Publié par Sylvain Labbe le 19 novembre 2017 à 00h15

Novès: "Mon avenir ? Je ne me pose pas la question"

XV de France

Guy Novès a livré une analyse à contre-courant après la nouvelle défaite décevante concédée face aux Boks (17-18).

Novès: "Mon avenir ? Je ne me pose pas la question"

Guy Novès a préféré balayer d’un revers de main l’éventualité d’une démission après la nouvelle défaite du XV de France face aux Springboks. Bien au contraire, le sélectionneur tricolore, parce qu’il constate "que les progrès sont là", considère que "l’avenir n’est pas si noir".   

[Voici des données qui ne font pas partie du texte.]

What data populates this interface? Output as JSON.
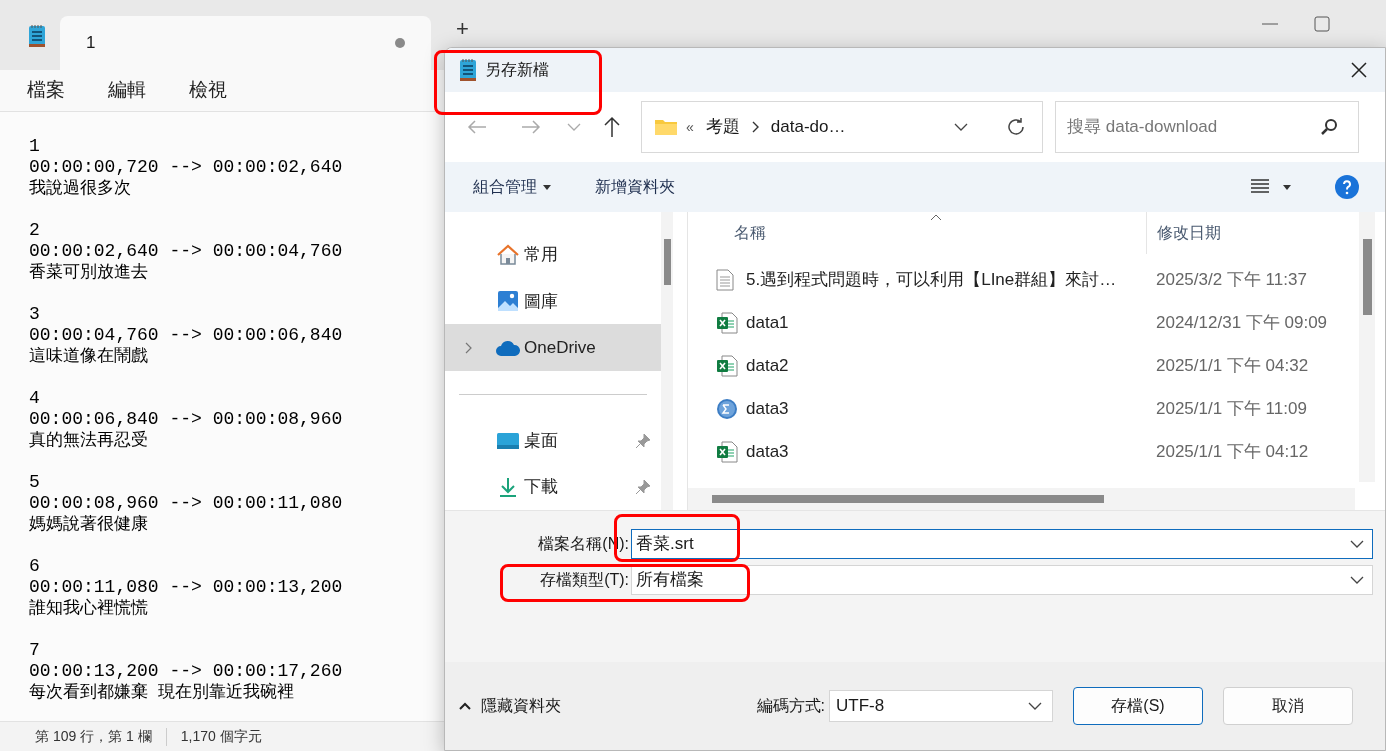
{
  "notepad": {
    "tabs": [
      {
        "label": "1",
        "unsaved": true,
        "selected": true
      }
    ],
    "new_tab": "+",
    "menu": [
      "檔案",
      "編輯",
      "檢視"
    ],
    "blocks": [
      {
        "index": "1",
        "time": "00:00:00,720 --> 00:00:02,640",
        "text": "我說過很多次"
      },
      {
        "index": "2",
        "time": "00:00:02,640 --> 00:00:04,760",
        "text": "香菜可別放進去"
      },
      {
        "index": "3",
        "time": "00:00:04,760 --> 00:00:06,840",
        "text": "這味道像在鬧戲"
      },
      {
        "index": "4",
        "time": "00:00:06,840 --> 00:00:08,960",
        "text": "真的無法再忍受"
      },
      {
        "index": "5",
        "time": "00:00:08,960 --> 00:00:11,080",
        "text": "媽媽說著很健康"
      },
      {
        "index": "6",
        "time": "00:00:11,080 --> 00:00:13,200",
        "text": "誰知我心裡慌慌"
      },
      {
        "index": "7",
        "time": "00:00:13,200 --> 00:00:17,260",
        "text": "每次看到都嫌棄 現在別靠近我碗裡"
      }
    ],
    "status": [
      "第 109 行，第 1 欄",
      "1,170 個字元"
    ]
  },
  "dialog": {
    "title": "另存新檔",
    "breadcrumb": {
      "overflow": "«",
      "items": [
        "考題",
        "data-do…"
      ]
    },
    "search": {
      "placeholder": "搜尋 data-download"
    },
    "toolbar": {
      "organize": "組合管理",
      "new_folder": "新增資料夾"
    },
    "nav": [
      {
        "kind": "home",
        "label": "常用",
        "selected": false,
        "pinned": false
      },
      {
        "kind": "gallery",
        "label": "圖庫",
        "selected": false,
        "pinned": false
      },
      {
        "kind": "cloud",
        "label": "OneDrive",
        "selected": true,
        "pinned": false
      },
      {
        "kind": "desktop",
        "label": "桌面",
        "selected": false,
        "pinned": true
      },
      {
        "kind": "download",
        "label": "下載",
        "selected": false,
        "pinned": true
      }
    ],
    "columns": [
      "名稱",
      "修改日期"
    ],
    "files": [
      {
        "kind": "text",
        "name": "5.遇到程式問題時，可以利用【LIne群組】來討…",
        "date": "2025/3/2 下午 11:37"
      },
      {
        "kind": "excel",
        "name": "data1",
        "date": "2024/12/31 下午 09:09"
      },
      {
        "kind": "excel",
        "name": "data2",
        "date": "2025/1/1 下午 04:32"
      },
      {
        "kind": "stats",
        "name": "data3",
        "date": "2025/1/1 下午 11:09"
      },
      {
        "kind": "excel",
        "name": "data3",
        "date": "2025/1/1 下午 04:12"
      }
    ],
    "filename_label": "檔案名稱(N):",
    "filename": "香菜.srt",
    "type_label": "存檔類型(T):",
    "type": "所有檔案",
    "hide_folders": "隱藏資料夾",
    "encoding_label": "編碼方式:",
    "encoding": "UTF-8",
    "buttons": [
      {
        "label": "存檔(S)",
        "primary": true
      },
      {
        "label": "取消",
        "primary": false
      }
    ]
  }
}
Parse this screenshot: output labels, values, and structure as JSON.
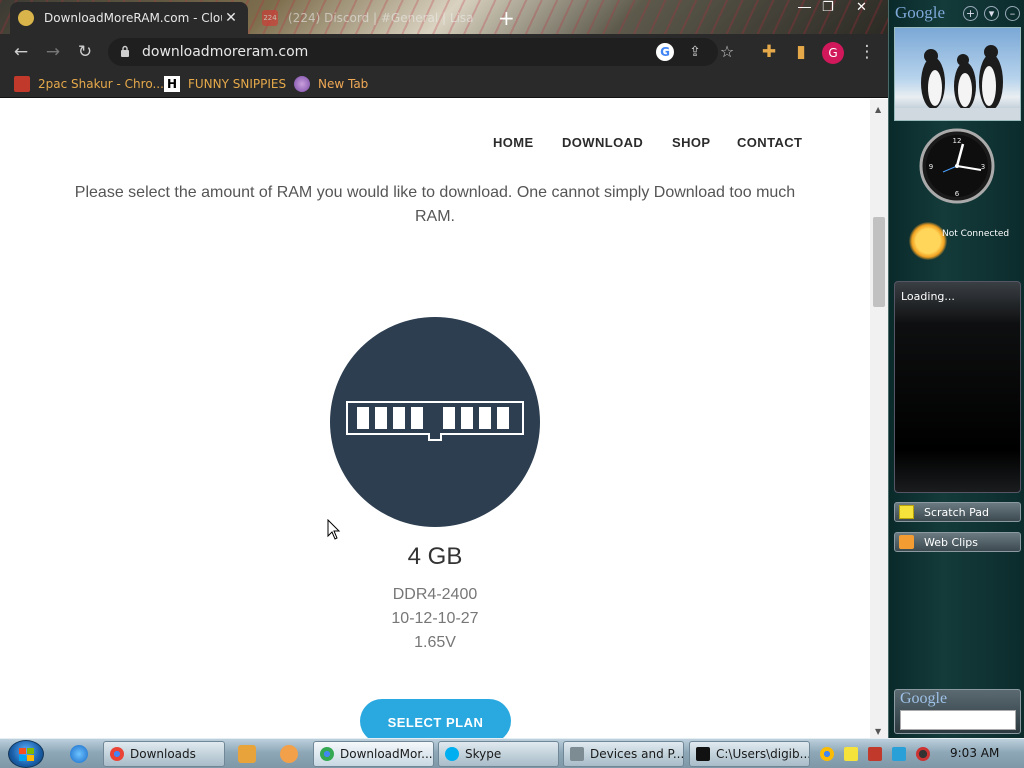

Guy, votre équipe meurt à un point des Boks, mais elle s’incline aussi pour la 5e fois de rang…
Il y a une première analyse, c’est le fait de consentir beaucoup d’efforts, un gros investissement et finir à un point. Il y a une forme de frustration. La seconde, c’est une analyse plus technique, qui est de notre ressort, le mien en particulier, c’est de voir toutes les fautes commises, qui ne nous ont pas permis de mettre de la vitesse dans notre jeu. Comme notre deuxième essai en seconde mi-temps. La victoire était dépendante de ces fautes-là. Il y a eu des périodes très intéressantes, où on a pu accélérer en tout début de partie ou à la fin, mais entre les deux, il y a eu trop de petites fautes, quelques ballons perdus en touches, dans les airs, arrachés dans les rucks… Le match se finit à un point, donc assez équilibré - l’essai qu’ils marquent nécessite deux minutes d’analyse vidéo - ça ne se joue à rien. Autant contre la Nouvelle-Zélande, on avait le sentiment de s’être « sorti » devant l’adversaire, autant ce soir (samedi), on a eu une équipe de France qui a rivalisé dans l’engagement, même sur les plus grosses séquences des Springboks, où on les a secoués nous aussi. La preuve, on a un deuxième ligne qui sort sur commotion (Paul Gabrillagues), deux joueurs (Picamoles, Gourdon) qui ont joué une grande partie du match avec une entorse de la cheville. Il y a eu un gros engagement.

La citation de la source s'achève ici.